MI2025 – Geraldine Nadya

Title:
Exploiting the Clec9A targeting vaccine platform to develop a safe and effective DENV vaccine

Abstract:
With approximately 3.8 billion people at risk of infection in tropical and sub-tropical regions, dengue ranks among the top ten threats worldwide. It is caused by dengue virus, a flavivirus with four distinct serotypes. Dengue places a large economic burden on endemic countries and has the potential for severe disease manifestationin the form of Dengue Haemorrhagic Fever (DHF) or Dengue Shock Syndrome (DSS). With no approved antivirals to treat infected patients, vaccines have been recognised to be the foundation to reduce DENV burden. However, dengue vaccine development has proven to be a challenge as an imbalanced immune response towards one serotype over the other could lead to antibody dependent enhancement (ADE) and eventual severe dengue. There are two live-attenuated dengue vaccines (Dengvaxia, Sanofi and QDENGA, Takeda Pharmaceuticals) that have been approved for human use, but only in specific age groups and have varied efficacies against the four DENV serotypes.

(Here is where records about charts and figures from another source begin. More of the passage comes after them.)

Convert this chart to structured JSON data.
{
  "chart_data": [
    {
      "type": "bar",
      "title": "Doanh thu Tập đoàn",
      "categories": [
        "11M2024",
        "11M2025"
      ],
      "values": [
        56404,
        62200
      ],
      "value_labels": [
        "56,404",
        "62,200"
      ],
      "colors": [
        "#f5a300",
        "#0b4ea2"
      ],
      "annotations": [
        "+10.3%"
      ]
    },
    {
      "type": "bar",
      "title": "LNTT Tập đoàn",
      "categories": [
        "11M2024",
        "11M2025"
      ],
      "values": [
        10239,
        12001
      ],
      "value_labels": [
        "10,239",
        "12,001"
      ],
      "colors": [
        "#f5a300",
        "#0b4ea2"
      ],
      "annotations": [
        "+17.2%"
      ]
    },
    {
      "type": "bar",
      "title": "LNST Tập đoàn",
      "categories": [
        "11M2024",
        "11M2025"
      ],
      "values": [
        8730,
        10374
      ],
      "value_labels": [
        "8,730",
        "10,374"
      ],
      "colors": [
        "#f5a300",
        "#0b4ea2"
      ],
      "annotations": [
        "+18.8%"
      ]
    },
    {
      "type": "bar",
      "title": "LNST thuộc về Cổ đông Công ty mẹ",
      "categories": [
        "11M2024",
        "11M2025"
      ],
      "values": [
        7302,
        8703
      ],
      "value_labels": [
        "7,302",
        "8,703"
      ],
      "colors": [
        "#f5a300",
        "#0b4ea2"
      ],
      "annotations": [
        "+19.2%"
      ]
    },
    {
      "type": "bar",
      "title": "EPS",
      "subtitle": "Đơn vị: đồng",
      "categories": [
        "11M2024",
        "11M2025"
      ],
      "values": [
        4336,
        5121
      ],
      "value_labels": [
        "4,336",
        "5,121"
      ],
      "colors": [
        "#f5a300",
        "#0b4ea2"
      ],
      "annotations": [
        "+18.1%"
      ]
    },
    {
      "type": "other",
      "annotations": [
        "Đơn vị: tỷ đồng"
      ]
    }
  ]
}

Our group utilises the Clec9A-targeting system to develop a subunit DENV vaccine, which involves a rat anti-mouse Clec9A antibody with a DENV2 envelope domain III (EDIII) genetically fused to the C-terminus of the heavy chain. Clec9A is a receptor that is specifically expressed in dendritic cells of the cDC1 subtype. cDC1s are highly efficient in processing antigens and cross-presentation on MHC I and MHC II, making Clec9A a promising DC surface receptor for antigen delivery. In addition, antibodies generated against EDIII are strongly neutralising and predominantly serotype-specific, minimising the risk of ADE. Optimisation of the immunisation regimen Balb/C mice immunised with a two-dose regimen of the Clec9A-EDIII construct (priming, followed by boosting one month after prime) have shown sustained anti-EDIII IgG titres and neutralising antibody titres up to 9 months post-boost. Clec9A-EDIII immunisation also generated EDIII-specific spleen Tfh cell response and poly-functional CD4+ T cells secreting IFN-γ, IL-2, and TNF-α at 1 week post boost. More work will be done to characterise the B cell responses following immunisation as well as exploring an alternative construct combining EDIII with a CD8+ DENV epitope to elicit both humoral and cellular protection.

Biography:
Geraldine is a PhD student in A/P Sylvie Alonso’s lab who is passionate about vaccinology and virology.